Il n’est pas du tout facile de lutter contre la révolution réactionnaire. La peur de l’avenir est palpable lorsqu’on examine le ticket de supermarché on vérifie que plus c’est moins et on suppose que cet hiver il sera temps d’économiser en ayant froid à la maison. Il a été écrit cet été par l’historien Giaime Pala: « Je ne sais pas si les Européens sont préparés à une inflation à deux chiffres. La dernière fois que cela s’est produit, cela a changé toute la politique occidentale. Et nous ne vivions pas encore dans un continent vieillissant. Andrea Rizzi, un autre universitaire italien installé en Espagne, a écrit ce samedi : « Dans de nombreux cas, il y a une frustration légitime d’un système mondialisé et précaire qui ne fonctionne pas de la même manière pour tout le monde. » Puis, pour anesthésier cette frustration légitime, la chaleur des valeurs traditionnelles qui remettent en cause l’avancée institutionnelle de l’égalité revient. Ils le font avec la promesse simplificatrice d’une stabilité impossible à domicile. Cette fausse promesse d’éviter l’incertitude est le fondement moral de la révolution réactionnaire en cours. Rien à voir avec le conservatisme conservateur sans lequel le bien-être n’aurait pas été consolidé. Le fantôme qui hante nos parlements, enhardis élection après élection, c’est le défi transgressif de l’agenda éclairé et son programme est de nous ramener à un monde communautaire qui n’existe plus.
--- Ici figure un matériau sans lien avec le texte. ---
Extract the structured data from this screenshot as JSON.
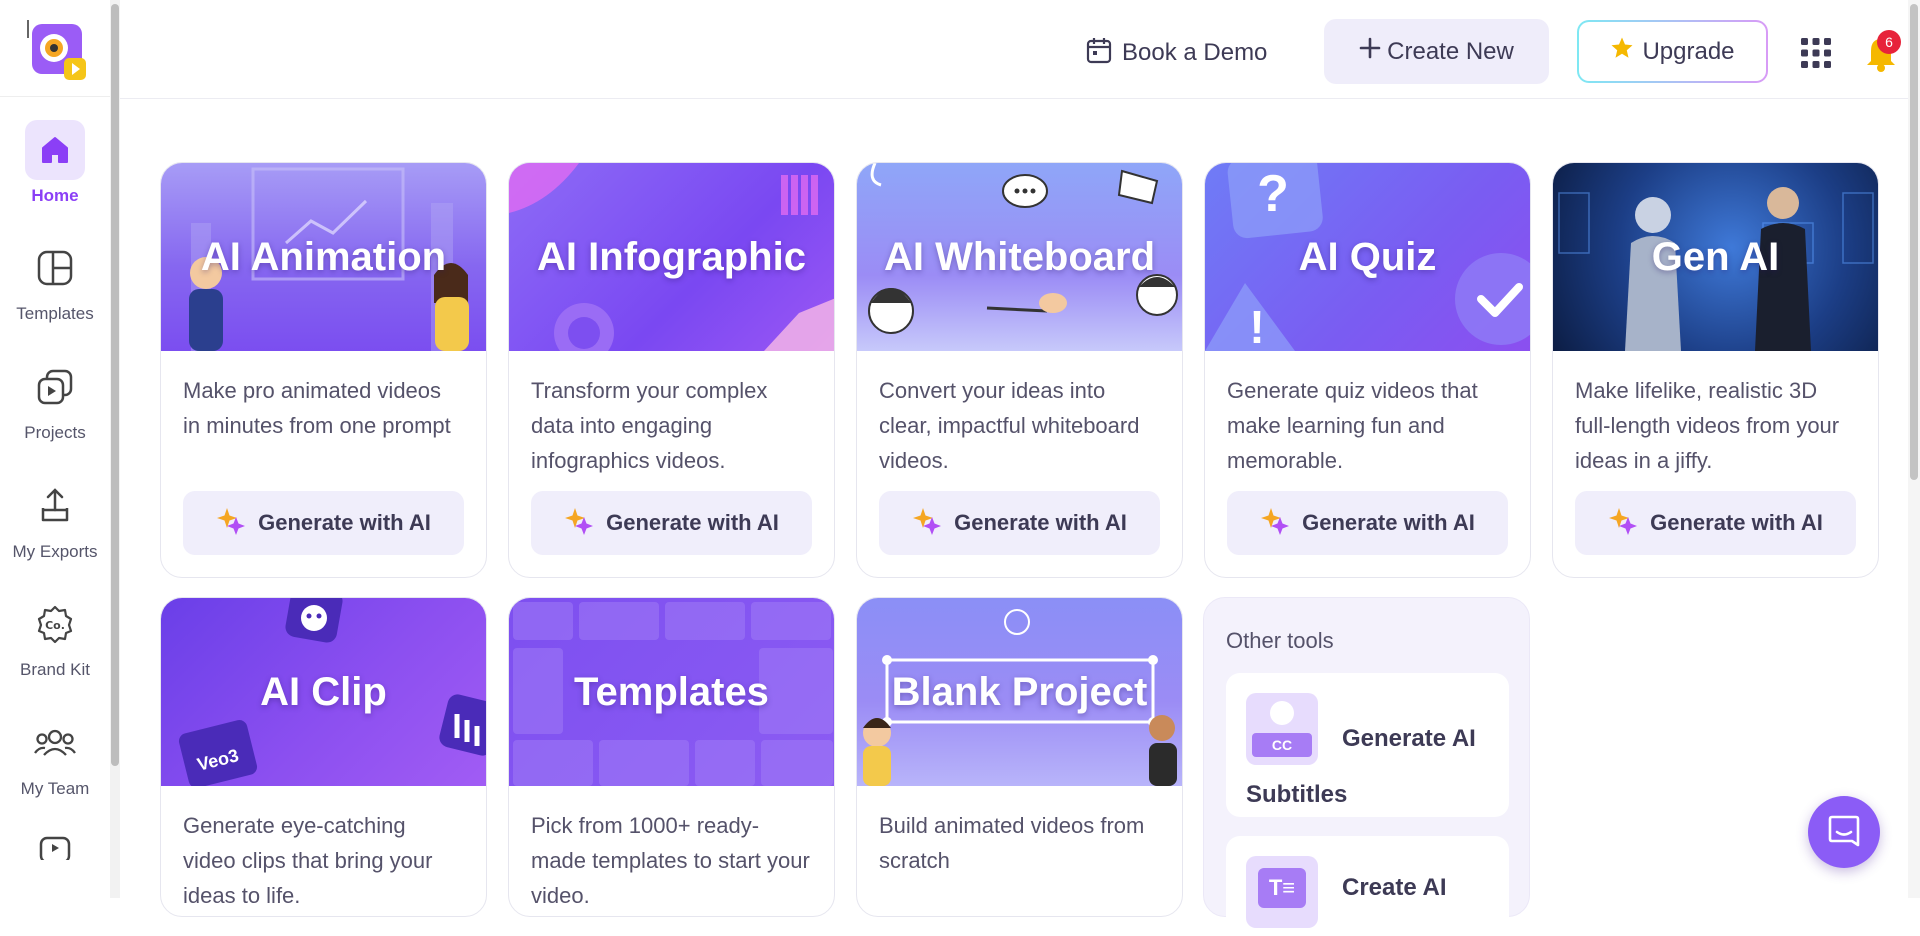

L’assomption progressive de ce programme, plus que les batailles culturelles qui questionnent les identités classiques, est portée par la peur de l’appauvrissement. Pour cette raison, le principal ennemi du national-populisme sont les gouvernements qui, dans des circonstances de crise économique, explorent des mécanismes politiques dans le but de renforcer l’État social, qui maintient véritablement des sociétés plurielles cohérentes comme la nôtre face à l’abîme de l’inflation. . Ce renforcement, qui passe par un nouveau pacte de revenus, est le principal garde-fou des démocraties en suspens. En même temps, son sabotage démagogique est une condition nécessaire à l’avancée terrifiante du fantôme réactionnaire. En témoigne mercredi dernier Iván Espinosa de los Monteros, tablette en main, dans sa question à la vice-présidente Nadia Calviño au Parlement. « J’espère qu’elle n’est pas fière d’appauvrir l’Espagne. » « Êtes-vous vraiment fier d’appauvrir l’Espagne ? « Vous rendez-vous compte qu’il est de votre responsabilité que les Espagnols soient plus pauvres qu’il y a trois ans ? » Dès le départ, la ministre de l’Économie a répondu avec des données, reproduisant la stratégie argumentative de Yolanda Díaz, mais elle devait mettre ses lunettes de professeur et utiliser ce ton haut officiel qui l’accompagne toujours. C’est la pose qui la caractérise, si mal projetée dans le miroir déformé du débat parlementaire que sont les réseaux sociaux – un domaine, soit dit en passant, où sévit la transgression réactionnaire à base de retweets.
Et c’est en répondant à la question que Calviño, cette fois sans lunettes et sans lire les cartes qu’il avait entre les mains, s’est transformé. « Monsieur le ministre, le socialisme est une machine à créer des pauvres », a déclaré Espinosa de los Monteros, « ils pulvérisent tous les records d’appauvrissement en Espagne ». Comme le parlementaire qui croit avoir liquidé son rival avec un oratoire destructeur, Hidalgo Espinosa s’assit à sa place satisfait d’avoir répété je ne sais combien de fois le mot pauvreté qui effraie les citoyens. Mais aller à la source avec l’Espagne à tel point qu’à la fin la démagogie de Vox s’est effondrée. L’inattendu s’est produit : Nadia Calviño a joué dans son moment TikTok. La pertinence de ces secondes devenues virales a transcendé les réseaux. Car l’économiste libéral, si identifié à la technocratie bruxelloise, a eu raison de montrer, en enchaînant une liste de politiques publiques, ce qui semble difficilement discutable : durant cette législature impossible, celle de la pandémie et celle de la guerre, il a construit un bouclier qui préserve la paix sociale en Espagne grâce à notre appartenance à l’Union. L’essentiel était de vérifier que, face à tant de frustrations politiques, la fierté démocratique se renforce en prenant conscience de sa capacité effective à promouvoir des mesures protectrices contre la menace des inégalités. La révolution réactionnaire, contre cet orgueil, n’a plus que la rage.